Marchers will no longer be seen in their uniforms when attending games; instead they wear khakis and a blue, dry fit t-shirt. “Just last year all of us were joking around and having fun, practicing for competitions and laughing in the stands at football games. It’s crazy how things changed so fast,” NC sophomore Addie Quintana said.

Hannah Gresham, Reporter

Life drastically changed this school year for all students at NC. New challenges presented themselves thanks to a global pandemic, such as the absence of sports and other extracurricular activities. The Marching Band at NC contains over two hundred and thirty students and several of the participants find solace in the group, yet a number of changes forced themselves upon this extracurricular, butchering a hobby its members once loved. 

“We don’t even really have marching band anymore. Everything is completely different,” sophomore Addie Quintan said.

Band camp serves as a rite of passage for the marchers and this two week, the grueling camp also prepares everyone for the season. It teaches new members the basics of how to march and allows everyone to bond and form friendships, but due to social distancing rules and regulations, they can not fully prepare themselves this season. In addition, leadership positions in the band took a hit. Drum majors, the four student leaders that conduct and keep everyone in pace, ordinarily attend their own individual camp that teaches them how to do the required skills.

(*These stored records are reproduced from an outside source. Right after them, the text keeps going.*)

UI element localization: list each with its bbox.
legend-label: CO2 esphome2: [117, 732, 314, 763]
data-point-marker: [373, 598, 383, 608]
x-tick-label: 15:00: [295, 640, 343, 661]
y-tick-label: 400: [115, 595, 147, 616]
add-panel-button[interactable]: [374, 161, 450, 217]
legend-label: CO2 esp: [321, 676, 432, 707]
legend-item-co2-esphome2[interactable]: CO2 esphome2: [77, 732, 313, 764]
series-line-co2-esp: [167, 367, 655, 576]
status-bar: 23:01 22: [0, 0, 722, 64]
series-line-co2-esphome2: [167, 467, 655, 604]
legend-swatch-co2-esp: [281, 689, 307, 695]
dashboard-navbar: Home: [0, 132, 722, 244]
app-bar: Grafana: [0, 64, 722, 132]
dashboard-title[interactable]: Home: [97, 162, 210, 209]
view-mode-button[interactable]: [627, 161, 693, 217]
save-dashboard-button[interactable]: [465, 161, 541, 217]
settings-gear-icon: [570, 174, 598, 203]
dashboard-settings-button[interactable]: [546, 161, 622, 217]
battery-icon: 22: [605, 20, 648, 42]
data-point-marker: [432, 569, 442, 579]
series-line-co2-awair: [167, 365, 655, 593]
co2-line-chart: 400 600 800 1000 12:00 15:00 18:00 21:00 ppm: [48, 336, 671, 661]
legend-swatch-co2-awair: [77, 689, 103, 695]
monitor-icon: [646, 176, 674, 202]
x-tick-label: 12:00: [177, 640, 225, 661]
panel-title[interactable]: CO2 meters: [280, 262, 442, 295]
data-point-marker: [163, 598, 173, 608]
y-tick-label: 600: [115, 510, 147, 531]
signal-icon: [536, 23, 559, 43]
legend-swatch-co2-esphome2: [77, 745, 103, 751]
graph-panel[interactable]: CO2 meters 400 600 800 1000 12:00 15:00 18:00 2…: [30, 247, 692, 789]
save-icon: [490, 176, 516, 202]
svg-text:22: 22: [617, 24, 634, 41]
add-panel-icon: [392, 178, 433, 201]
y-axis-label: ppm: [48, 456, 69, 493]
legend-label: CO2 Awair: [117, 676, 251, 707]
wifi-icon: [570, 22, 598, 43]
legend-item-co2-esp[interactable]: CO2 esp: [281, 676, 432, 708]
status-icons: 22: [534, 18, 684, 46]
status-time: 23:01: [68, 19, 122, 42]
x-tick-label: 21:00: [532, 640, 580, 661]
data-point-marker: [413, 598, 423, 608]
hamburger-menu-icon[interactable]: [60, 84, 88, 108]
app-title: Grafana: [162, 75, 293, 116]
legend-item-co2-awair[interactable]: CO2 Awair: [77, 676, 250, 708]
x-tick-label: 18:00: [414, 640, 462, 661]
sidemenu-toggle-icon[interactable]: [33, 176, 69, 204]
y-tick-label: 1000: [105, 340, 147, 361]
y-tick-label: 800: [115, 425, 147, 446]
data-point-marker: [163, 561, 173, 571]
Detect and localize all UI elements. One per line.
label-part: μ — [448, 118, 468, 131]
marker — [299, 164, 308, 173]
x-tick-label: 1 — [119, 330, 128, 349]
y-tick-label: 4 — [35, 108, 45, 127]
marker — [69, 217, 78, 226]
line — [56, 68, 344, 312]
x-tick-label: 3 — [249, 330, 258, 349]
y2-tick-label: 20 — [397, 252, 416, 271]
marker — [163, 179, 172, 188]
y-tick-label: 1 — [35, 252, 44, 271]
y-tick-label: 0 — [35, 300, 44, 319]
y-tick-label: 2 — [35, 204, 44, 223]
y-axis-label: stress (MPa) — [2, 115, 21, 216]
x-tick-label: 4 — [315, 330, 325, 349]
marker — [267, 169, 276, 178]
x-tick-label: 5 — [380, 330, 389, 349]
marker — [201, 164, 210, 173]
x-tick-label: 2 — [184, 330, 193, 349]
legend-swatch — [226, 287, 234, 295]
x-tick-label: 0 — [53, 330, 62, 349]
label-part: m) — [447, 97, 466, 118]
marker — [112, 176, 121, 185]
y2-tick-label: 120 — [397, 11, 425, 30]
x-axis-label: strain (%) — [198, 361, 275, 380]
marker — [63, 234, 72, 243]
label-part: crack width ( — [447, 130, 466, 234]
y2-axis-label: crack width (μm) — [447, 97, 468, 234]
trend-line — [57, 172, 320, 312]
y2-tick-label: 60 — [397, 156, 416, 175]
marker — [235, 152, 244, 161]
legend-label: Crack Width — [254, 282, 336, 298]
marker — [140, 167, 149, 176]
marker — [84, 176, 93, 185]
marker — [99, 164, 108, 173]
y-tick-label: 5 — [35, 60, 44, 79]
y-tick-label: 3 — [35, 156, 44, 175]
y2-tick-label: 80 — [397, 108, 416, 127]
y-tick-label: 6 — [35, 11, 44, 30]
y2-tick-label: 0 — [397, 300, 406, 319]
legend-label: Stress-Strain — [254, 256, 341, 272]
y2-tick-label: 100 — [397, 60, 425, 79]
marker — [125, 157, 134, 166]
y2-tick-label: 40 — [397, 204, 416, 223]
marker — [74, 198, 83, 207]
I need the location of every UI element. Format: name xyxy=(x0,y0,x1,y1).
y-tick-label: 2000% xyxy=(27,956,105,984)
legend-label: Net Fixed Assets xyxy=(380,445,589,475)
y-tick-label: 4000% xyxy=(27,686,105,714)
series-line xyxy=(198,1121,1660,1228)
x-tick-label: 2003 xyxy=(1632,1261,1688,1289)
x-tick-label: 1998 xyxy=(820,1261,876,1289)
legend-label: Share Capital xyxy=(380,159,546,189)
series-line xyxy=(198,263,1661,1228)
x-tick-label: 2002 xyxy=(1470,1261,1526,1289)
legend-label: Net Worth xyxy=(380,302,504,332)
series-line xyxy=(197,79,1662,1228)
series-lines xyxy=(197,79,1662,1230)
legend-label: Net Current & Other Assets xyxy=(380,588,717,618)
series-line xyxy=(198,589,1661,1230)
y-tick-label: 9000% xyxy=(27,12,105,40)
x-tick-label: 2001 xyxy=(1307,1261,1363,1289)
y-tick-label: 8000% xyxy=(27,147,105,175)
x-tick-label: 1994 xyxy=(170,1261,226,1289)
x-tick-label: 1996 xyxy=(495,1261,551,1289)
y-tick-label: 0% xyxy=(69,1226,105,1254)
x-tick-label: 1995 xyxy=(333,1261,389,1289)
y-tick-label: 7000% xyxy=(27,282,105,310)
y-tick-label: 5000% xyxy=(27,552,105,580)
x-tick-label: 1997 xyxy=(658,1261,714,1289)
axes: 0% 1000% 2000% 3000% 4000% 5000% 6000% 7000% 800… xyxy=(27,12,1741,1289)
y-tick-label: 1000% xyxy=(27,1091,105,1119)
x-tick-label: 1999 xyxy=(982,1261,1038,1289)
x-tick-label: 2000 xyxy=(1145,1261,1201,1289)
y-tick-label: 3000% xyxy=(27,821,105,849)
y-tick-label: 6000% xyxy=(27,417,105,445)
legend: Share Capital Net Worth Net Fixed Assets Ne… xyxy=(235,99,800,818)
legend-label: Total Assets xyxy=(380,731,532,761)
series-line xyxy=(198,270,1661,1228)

With the cancellation of this projected camp, first-year drum majors that hoped to learn how to take on their new positions with ease may struggle. 

The band typically competes almost every weekend in October and practicing the show for these competitions consumes the entirety of the season. Members commit all of their time to performances, but with the cancellation of competitions, their days have become rendered empty. Instead, marchers now spend their time practicing old stand tunes as well as learning new ones.

With the football season starting a positive turn formed on this seemingly dreadful season. The band now forms a pep band when attending home football games and plays their stand tunes for the players and other students. It gives the students a sense of normality in a society that has completely changed. 

“One upside to this whole ordeal is that it was released that our competitions might be moved to springtime. So we may have a spring marching season which is super awesome and makes me really hopeful,” senior Drum Major Lillian Southall said.

 Due to the cancellation of competitions that would ordinarily take up all their time in the fall, from September to November, the band directors decided to work their hardest to make something of this season. The competitions may get rescheduled to the spring when marchers would begin band practices once again and prepare for their show.